The Federal Rules of Civil Procedure (“FRCP’s”) govern the process of discovery in Federal civil lawsuits. The FRCP’s were amended on April 13, 2006, in an attempt to address the unique aspects of electronic documents as they relate to discovery. These amendments affect how discovery will be conducted regarding the disclosure of electronic healthcare records. Further, the amendments affect the level of knowledge healthcare administrators need to attain with regard to their organization’s electronic record systems.
The amendments to the FRCP’s only affect how e discovery is conducted in federal courts, however, numerous state courts have followed the FRCP amendments by implementing similar changes to their respective state rules of civil procedure.
E-discovery involves the access, utilization, and preservation of information, data, and records created or maintained in any electronic media. E-discovery involves more than rephrasing discovery requests to include electronic records and data or simply printing out emails. The amendments to the FRCP’s address the characteristics that distinguish traditional paper discovery from the new wave of e-discovery.
E-discovery concerns the access, use, disclosure, preservation and handling of litigation data, including email and other computer-generated documents, which are transmitted, stored, and backed up electronically. E-discovery requires healthcare organizations to save information: in new forms; from new sources and locations; and use and disclose it in a new manner.
The approaches and disciplines involved in e-discovery include the following: computer forensics; searching, gathering, reviewing, analyzing, producing and using large amounts of relevant information in routine litigation; focused searches for e-documents relevant to the specific issues in a case, including cell phone or blackberry records, emails and instant messages.
Establishing policies and procedures prior to a lawsuit allows a healthcare organization to respond to e-discovery requests in an appropriate and cost-effective manner. These policies and procedures are known as record retention and destruction policies.
Record retention and destruction policies have traditionally focused on managing tangible paper documents. The electronic storage and generation of documents and internet wave has brought changes regarding the collection and use of electronic evidence in legal proceedings. The amendments to the FRCP’s drastically alter the manner in which healthcare organizations should manage their electronic data.
Record retention and destruction are critical to compliance with the amended FRCP’s. Healthcare organizations must know where information is located, including backup date, instant messages, voice-mails, word processing drafts, and shadow records. Additionally, healthcare organizations must establish a routine policy for both retention and destruction which specifically identifies when the information’s useful life is over, necessitating destruction of the information. In other words, healthcare organizations need to identify, generally, when a particular type of document becomes obsolete and based upon that information, set a date when that particular type of document can be destroyed.

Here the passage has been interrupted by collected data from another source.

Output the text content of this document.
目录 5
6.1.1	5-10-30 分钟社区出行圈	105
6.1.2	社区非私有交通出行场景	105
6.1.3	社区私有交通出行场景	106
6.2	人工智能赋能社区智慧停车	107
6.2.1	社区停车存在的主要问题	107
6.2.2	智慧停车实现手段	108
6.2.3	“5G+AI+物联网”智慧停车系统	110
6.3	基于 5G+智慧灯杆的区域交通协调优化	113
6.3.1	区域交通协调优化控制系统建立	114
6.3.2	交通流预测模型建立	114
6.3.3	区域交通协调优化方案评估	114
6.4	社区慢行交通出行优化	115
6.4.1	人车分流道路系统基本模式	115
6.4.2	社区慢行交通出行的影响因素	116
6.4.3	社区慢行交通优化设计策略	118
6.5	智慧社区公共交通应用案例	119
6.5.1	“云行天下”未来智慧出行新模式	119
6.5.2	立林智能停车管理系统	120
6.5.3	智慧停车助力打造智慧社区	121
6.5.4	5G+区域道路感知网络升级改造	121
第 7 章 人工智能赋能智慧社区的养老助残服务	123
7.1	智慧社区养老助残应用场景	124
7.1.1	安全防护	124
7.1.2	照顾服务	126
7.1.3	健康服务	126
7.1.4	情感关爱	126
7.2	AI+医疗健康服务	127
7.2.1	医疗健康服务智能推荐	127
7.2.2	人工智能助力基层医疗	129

The amendments to the FRCP’s contain a provision that provides healthcare organizations with a “safe harbor” in instances where information was destroyed based upon a carefully planned record retention and destruction policy. Sanctions will be imposed for improper retention or destruction of important documentation.
Analogous to all legal matters, record retention and destruction policies should be updated and revised on a continuing basis both from an e-discovery and HIPPA compliance standpoint. Management from healthcare organizations should provide input in the development and revision of record retention and destruction policies. Such policies should be communicated to personnel within the healthcare organization, as well as outside third parties with access to the healthcare organization’s records. Continuous monitoring is required to ensure compliance with the record retention and destruction policy. Further, continuous monitoring is crucial when determining whether a healthcare organization can utilize the protection provided by the “safe harbor.”
Before developing or updating record retention and destruction policies, healthcare administrators should consult with competent legal counsel in their respective jurisdictions.
NOTE: This general summary of the law should not be used to solve individual problems since slight changes in the fact situation may require a material variance in the applicable legal advice.